Suite aux succès de Akö (2015) et 1958 (2019), le chanteur et compositeur Blick Bassy est de retour avec un 5e album, à nouveau chanté en langue bassa du Cameroun. Mádibá réunit une dizaine de chansons en formes de fables, dédiées au thème de l’eau, dans lesquelles domine sa voix haute et angélique, portée par de délicates mélodies de guitare et de synthétiseurs, et de sobres arrangements de cuivres. Des chansons diaphanes et néanmoins modernistes, qui témoignent d’une africanité contemporaine et poétique, au croisement de la soul, de la folk et de l’électro.
Les albums de Blick Bassy possèdent une dimension humaniste et universelle. Son 5e et nouvel album solo, titré Mádibá, qui désigne l’eau en langue douala du Cameroun, se décline sous la forme de chansons proches de la fable, dans lesquelles Bassy explore « une thématique partagée par tous », celle de l’eau, source de vie. « Il s’agit ici de témoigner une forme de respect, de se connecter avec le vivant, d’imaginer à travers ces titres un monde dans lequel nous pourrions vivre en cohérence avec notre environnement ».
Les fables de l’album, toutes nées dans l’imagination de Blick, explorent de façon plus concrète différentes thématique liées à l’eau, sa rareté, sa nécessité, son énergie ou sa puissance vitale. Les 12 chansons réunissent une série de figures, d’animaux ou de personnages variés, qu’incarne tour-à-tour Blick Bassy. « Je m’y amuse à entrer dans la peau d’un oiseau, d’un chat qui converse avec un éléphant, d’une fleur qui s’inquiète de sa beauté déclinante, d’un singe à la recherche d’une source ou d’un conteur auprès de ses petits-enfants. Dans ces textes, l’eau peut même y prendre une apparence humaine ».
Au-delà du conte, les textes de l’album font aussi référence à notre crise climatique, ou aux problématiques de l’accès à l’eau, une manière pour l’artiste d’aborder des sujets graves à travers une forme poétique qui évite les discours didactiques ou moralisateurs.

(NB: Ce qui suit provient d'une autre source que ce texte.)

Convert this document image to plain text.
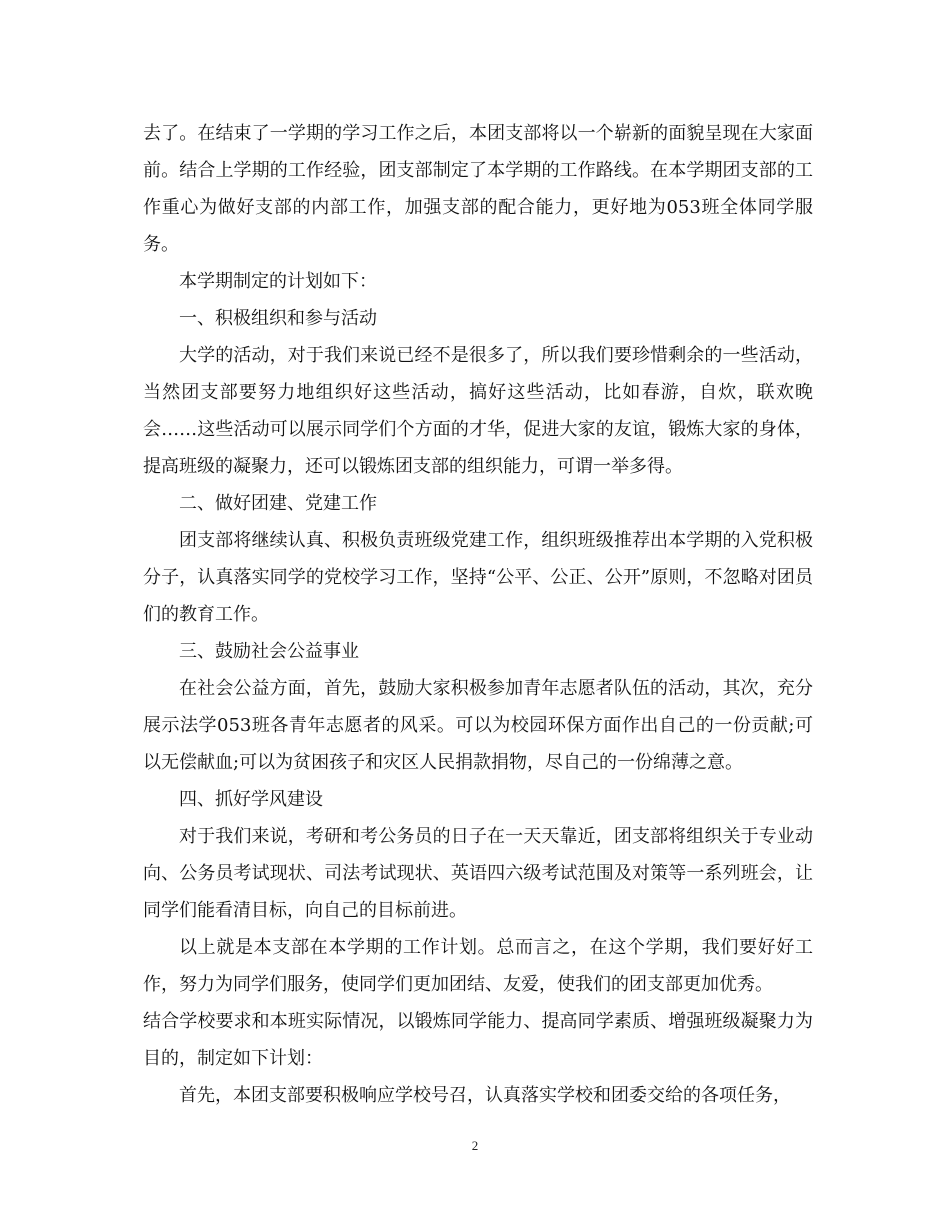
去了。在结束了一学期的学习工作之后，本团支部将以一个崭新的面貌呈现在大家面前。结合上学期的工作经验，团支部制定了本学期的工作路线。在本学期团支部的工作重心为做好支部的内部工作，加强支部的配合能力，更好地为053班全体同学服务。

本学期制定的计划如下：

一、积极组织和参与活动

大学的活动，对于我们来说已经不是很多了，所以我们要珍惜剩余的一些活动，当然团支部要努力地组织好这些活动，搞好这些活动，比如春游，自炊，联欢晚会……这些活动可以展示同学们个方面的才华，促进大家的友谊，锻炼大家的身体，提高班级的凝聚力，还可以锻炼团支部的组织能力，可谓一举多得。

二、做好团建、党建工作

团支部将继续认真、积极负责班级党建工作，组织班级推荐出本学期的入党积极分子，认真落实同学的党校学习工作，坚持“公平、公正、公开”原则，不忽略对团员们的教育工作。

三、鼓励社会公益事业

在社会公益方面，首先，鼓励大家积极参加青年志愿者队伍的活动，其次，充分展示法学053班各青年志愿者的风采。可以为校园环保方面作出自己的一份贡献;可以无偿献血;可以为贫困孩子和灾区人民捐款捐物，尽自己的一份绵薄之意。

四、抓好学风建设

对于我们来说，考研和考公务员的日子在一天天靠近，团支部将组织关于专业动向、公务员考试现状、司法考试现状、英语四六级考试范围及对策等一系列班会，让同学们能看清目标，向自己的目标前进。

以上就是本支部在本学期的工作计划。总而言之，在这个学期，我们要好好工作，努力为同学们服务，使同学们更加团结、友爱，使我们的团支部更加优秀。

结合学校要求和本班实际情况，以锻炼同学能力、提高同学素质、增强班级凝聚力为目的，制定如下计划：

首先，本团支部要积极响应学校号召，认真落实学校和团委交给的各项任务，

2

Une langue universelle et économe
Chez Blick Bassy, cette approche du texte s’incarne à travers une écriture singulière. L’artiste chante d’abord en langue bassa, une des très nombreuses langues du Cameroun, parlée par deux millions de personnes, sur une population d’environ 27 millions. Si l’artiste y puise une grande partie de son inspiration, de sa nature, de sa culture, il transforme le bassa en une langue dont les intonations et les mélodies s’adressent à un vaste public. « Je ne crois pas m’inscrire dans une tradition africaine particulière », affirme-t-il. « D’ordinaire, lorsque la langue bassa est chantée, elle se rapproche d’une forme parlée, c’est une langue chargée de pieds, d’informations, qui évoque la prosodie et les longues histoires que racontent les griots. Ma manière d’écrire ma langue natale, et de la chanter, est très différente et a souvent surpris les membres de mon ethnie. Mon envie a toujours été de toucher un plus large public tout en m’adressant à ma communauté. Et pour ce faire, j’ai tenté de travailler mon songwriting à l’aide d’une grande économie de mots, et à l’image des vieux sages Bassa, pour qu’elle sonne juste, qu’elle se fonde avec les mélodies que je compose, afin que l’on puisse l’écouter tout en oubliant qu’il s’agit d’une langue ».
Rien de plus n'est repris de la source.